İSTANBUL Büyükşehir Belediyesi (İBB) Başkanı Ekrem İmamoğlu, belediyenin Saraçhane'deki binasında mesaiye başladı. İmamoğlu gazetecilere yaptığı açıklamada şeffaflık adına radikal kararlar alacaklarını söyledi.
Çağlayan'daki İstanbul Adliyesi içerisindeki İl Seçim Kurulu'nda
mazbata alımı sırasında yaşanan arbedede kırılan cam nedeniyle
elinden yaralanan CHP Genel Başkan Yardımcısı Gülizar Biçer
Karaca'yı tedavi gördüğü hastanede ziyaret eden İstanbul Büyükşehir
Belediye Başkanı Ekrem İmamoğlu'nun bir sonraki durağı Saraçhane'de
bulunan İstanbul Büyükşehir Belediyesi oldu. Burada
gazetecilere açıklama yapan İmamoğlu, "Bugün bütün çalışma
arkadaşlarımla İstanbul Belediyesi çalışanlarımızla kadromuzla
'Bismillah' diyoruz. Hayırlısıyla inşallah hizmetlerimize
başlayacağız. Çok işimiz var. İstanbul'un birçok konusu var.

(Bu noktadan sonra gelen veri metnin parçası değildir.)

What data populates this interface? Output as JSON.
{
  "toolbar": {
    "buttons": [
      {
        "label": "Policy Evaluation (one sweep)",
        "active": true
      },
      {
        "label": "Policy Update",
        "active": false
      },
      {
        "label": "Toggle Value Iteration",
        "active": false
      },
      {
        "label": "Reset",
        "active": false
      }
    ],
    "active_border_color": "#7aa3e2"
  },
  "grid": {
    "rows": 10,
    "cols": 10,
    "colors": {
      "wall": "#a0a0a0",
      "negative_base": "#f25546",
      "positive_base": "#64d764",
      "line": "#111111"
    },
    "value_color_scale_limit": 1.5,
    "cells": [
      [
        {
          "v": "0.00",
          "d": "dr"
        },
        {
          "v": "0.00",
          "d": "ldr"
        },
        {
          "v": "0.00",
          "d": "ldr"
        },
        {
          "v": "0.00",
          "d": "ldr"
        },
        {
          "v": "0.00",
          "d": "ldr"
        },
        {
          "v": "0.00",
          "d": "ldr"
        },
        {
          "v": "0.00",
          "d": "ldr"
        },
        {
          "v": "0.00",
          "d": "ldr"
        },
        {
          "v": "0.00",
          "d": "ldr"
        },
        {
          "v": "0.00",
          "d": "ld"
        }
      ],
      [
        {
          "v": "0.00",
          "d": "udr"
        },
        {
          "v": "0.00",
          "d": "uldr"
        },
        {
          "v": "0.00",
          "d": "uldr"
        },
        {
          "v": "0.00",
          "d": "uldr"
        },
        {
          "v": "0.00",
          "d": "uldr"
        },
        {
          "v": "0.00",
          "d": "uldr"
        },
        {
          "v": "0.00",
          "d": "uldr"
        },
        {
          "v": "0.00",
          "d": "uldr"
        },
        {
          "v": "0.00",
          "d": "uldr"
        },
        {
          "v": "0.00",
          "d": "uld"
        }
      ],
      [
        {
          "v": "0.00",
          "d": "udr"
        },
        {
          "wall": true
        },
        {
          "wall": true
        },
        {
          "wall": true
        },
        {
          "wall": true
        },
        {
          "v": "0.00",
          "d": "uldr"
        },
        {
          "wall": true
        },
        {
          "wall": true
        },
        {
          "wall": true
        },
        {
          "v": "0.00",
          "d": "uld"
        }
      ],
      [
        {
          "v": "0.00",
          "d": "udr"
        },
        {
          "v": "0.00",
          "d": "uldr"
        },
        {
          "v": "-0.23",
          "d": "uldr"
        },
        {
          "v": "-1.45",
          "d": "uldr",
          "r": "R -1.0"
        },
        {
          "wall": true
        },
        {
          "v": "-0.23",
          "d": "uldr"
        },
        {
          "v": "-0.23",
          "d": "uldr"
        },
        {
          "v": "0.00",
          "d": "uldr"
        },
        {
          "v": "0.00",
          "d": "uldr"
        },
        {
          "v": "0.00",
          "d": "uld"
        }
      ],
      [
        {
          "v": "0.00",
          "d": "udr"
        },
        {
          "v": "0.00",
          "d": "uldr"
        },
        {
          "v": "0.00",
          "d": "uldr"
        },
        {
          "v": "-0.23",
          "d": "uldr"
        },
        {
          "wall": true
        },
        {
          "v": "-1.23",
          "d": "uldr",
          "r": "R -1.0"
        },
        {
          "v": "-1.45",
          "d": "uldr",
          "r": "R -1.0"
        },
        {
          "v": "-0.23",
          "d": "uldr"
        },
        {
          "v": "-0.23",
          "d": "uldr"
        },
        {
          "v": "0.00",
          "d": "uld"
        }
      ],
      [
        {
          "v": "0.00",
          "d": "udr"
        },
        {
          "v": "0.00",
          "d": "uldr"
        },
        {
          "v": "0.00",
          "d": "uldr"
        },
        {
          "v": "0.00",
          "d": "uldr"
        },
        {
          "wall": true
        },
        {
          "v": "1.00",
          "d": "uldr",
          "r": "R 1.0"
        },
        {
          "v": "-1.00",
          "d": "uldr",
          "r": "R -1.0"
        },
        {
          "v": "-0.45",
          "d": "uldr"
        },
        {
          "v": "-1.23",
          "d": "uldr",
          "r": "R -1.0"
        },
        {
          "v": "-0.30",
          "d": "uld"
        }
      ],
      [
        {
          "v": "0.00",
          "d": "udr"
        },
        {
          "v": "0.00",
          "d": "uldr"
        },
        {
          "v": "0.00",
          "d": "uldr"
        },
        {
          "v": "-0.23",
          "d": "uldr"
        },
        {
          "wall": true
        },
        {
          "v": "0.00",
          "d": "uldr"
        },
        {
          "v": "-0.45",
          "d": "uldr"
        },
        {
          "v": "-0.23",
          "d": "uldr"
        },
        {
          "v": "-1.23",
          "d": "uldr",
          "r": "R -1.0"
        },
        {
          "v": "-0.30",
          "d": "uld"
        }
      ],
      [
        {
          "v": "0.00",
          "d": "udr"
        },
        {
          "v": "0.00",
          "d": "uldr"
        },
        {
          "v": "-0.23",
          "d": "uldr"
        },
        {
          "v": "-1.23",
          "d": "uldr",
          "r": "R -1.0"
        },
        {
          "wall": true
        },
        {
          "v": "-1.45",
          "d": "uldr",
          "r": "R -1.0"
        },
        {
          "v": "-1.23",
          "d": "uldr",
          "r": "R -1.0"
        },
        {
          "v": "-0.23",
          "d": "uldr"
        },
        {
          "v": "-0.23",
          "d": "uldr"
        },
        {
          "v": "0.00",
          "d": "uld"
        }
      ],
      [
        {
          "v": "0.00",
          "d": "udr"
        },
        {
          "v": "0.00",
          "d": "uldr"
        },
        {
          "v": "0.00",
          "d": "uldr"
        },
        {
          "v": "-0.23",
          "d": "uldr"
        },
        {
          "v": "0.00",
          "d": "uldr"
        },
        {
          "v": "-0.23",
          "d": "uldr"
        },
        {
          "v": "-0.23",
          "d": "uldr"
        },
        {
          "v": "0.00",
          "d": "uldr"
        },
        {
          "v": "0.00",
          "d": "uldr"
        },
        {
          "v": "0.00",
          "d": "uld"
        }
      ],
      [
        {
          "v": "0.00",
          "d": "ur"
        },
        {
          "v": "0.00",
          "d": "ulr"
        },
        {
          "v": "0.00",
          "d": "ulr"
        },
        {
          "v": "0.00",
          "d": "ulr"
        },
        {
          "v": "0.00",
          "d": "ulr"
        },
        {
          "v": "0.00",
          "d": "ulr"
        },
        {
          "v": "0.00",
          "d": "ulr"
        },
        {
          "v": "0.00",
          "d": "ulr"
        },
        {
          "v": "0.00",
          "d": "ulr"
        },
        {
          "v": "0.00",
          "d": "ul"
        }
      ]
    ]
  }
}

Tespit
ettiklerimiz var sahada tespit edeceklerimiz var. İstişarelerimiz
olacak. Brifinglerimiz olacak. Büyükşehir'in hafızasını
dinleyeceğiz. Bizim için bu kurumun uzun süreli hafızası çok
önemli. Hafızası yapılmışlar ve bugüne kadar ki çalışma
arkadaşlarımızın teknik ve eğitimli bir şekilde bakışları ve
görüşleri çok çok değerli. İçine siyaset katmadan bu kentin
insanına fayda verecek hangi bilgi ve becerileri varsa biz ona
talibiz" ifadelerini kullandı.
"Yolumuz açık olsun"
İmamoğlu, "Bu anlayışla bu güzel ve tarihi kurumun tüm insan
kaynağından son derece faydalanacağımızı herkes bilmeli. Farklı bir
anlayışa başlangıç yapacağız. Bizden olmayanlar bizden olanlar gibi
bir anlayışın bittiği gündür bugün. Dolayısıyla kucaklamanın
tek bir felsefesi var. Biz kucaklarken çalışma arkadaşlarımıza aynı
aynı güzellikte ve aynı samimiyetle bizi kucaklamasını istiyoruz.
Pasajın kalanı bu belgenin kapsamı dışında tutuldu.